Transport map-accelerated Markov chain Monte Carlo for Bayesian parameter inference

Abstract:

We introduce a new framework for efficient posterior sampling in Bayesian inference, using a combination of optimal transport maps and the Metropolis-Hastings rule. The core idea is to use transport maps to transform typical Metropolis proposal mechanisms (e.g., random walks, Langevin methods, Hessian-preconditioned Langevin methods) into non-Gaussian proposal distributions that can more effectively explore the target density. Our approach adaptively constructs a lower triangular transport map—i.e., a Knothe-Rosenblatt re-arrangement—using information from previous MCMC states, via the solution of an optimization problem. Crucially, this optimization problem is convex regardless of the form of the target distribution. It is solved efficiently using Newton or quasi-Newton methods, but the formulation is such that these methods require no derivative information from the target probability distribution; the target distribution is instead represented via samples.

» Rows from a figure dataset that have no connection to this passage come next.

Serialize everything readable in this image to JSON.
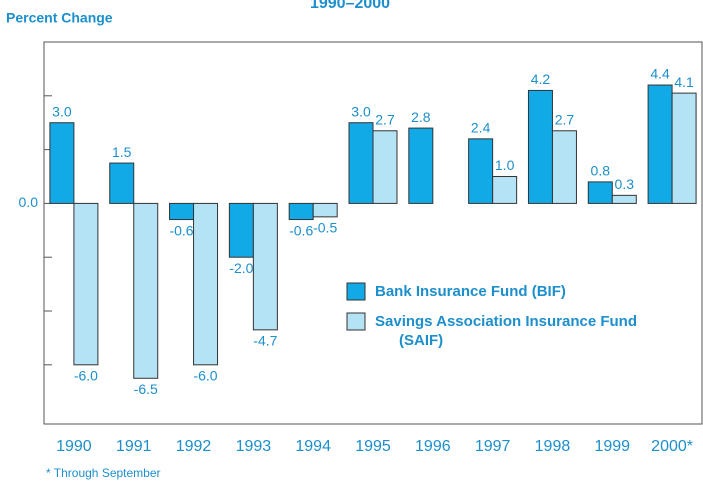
{
  "chart_data": {
    "type": "bar",
    "title": "1990–2000",
    "y_label": "Percent Change",
    "footnote": "* Through September",
    "categories": [
      "1990",
      "1991",
      "1992",
      "1993",
      "1994",
      "1995",
      "1996",
      "1997",
      "1998",
      "1999",
      "2000*"
    ],
    "series": [
      {
        "name": "Bank Insurance Fund  (BIF)",
        "color": "#12aae6",
        "values": [
          3.0,
          1.5,
          -0.6,
          -2.0,
          -0.6,
          3.0,
          2.8,
          2.4,
          4.2,
          0.8,
          4.4
        ],
        "value_labels": [
          "3.0",
          "1.5",
          "-0.6",
          "-2.0",
          "-0.6",
          "3.0",
          "2.8",
          "2.4",
          "4.2",
          "0.8",
          "4.4"
        ]
      },
      {
        "name": "Savings Association Insurance Fund  (SAIF)",
        "color": "#b5e3f6",
        "values": [
          -6.0,
          -6.5,
          -6.0,
          -4.7,
          -0.5,
          2.7,
          null,
          1.0,
          2.7,
          0.3,
          4.1
        ],
        "value_labels": [
          "-6.0",
          "-6.5",
          "-6.0",
          "-4.7",
          "-0.5",
          "2.7",
          null,
          "1.0",
          "2.7",
          "0.3",
          "4.1"
        ]
      }
    ],
    "ylim": [
      -8.2,
      6
    ],
    "yticks": [
      {
        "value": 0,
        "label": "0.0"
      }
    ],
    "minor_yticks": [
      -6,
      -4,
      -2,
      2,
      4
    ],
    "legend": "lower-right"
  }
}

Sequential updates using the alternating direction method of multipliers enable efficient and parallelizable adaptation of the map even for large numbers of samples. We show that this approach uses inexact or truncated maps to produce an adaptive MCMC algorithm that is ergodic for the exact target distribution. Numerical demonstrations on a range of parameter inference problems involving both ordinary and partial differential equations show multiple order-of-magnitude speedups over standard MCMC techniques, measured by the number of effectively independent samples produced per model evaluation and per unit of wallclock time.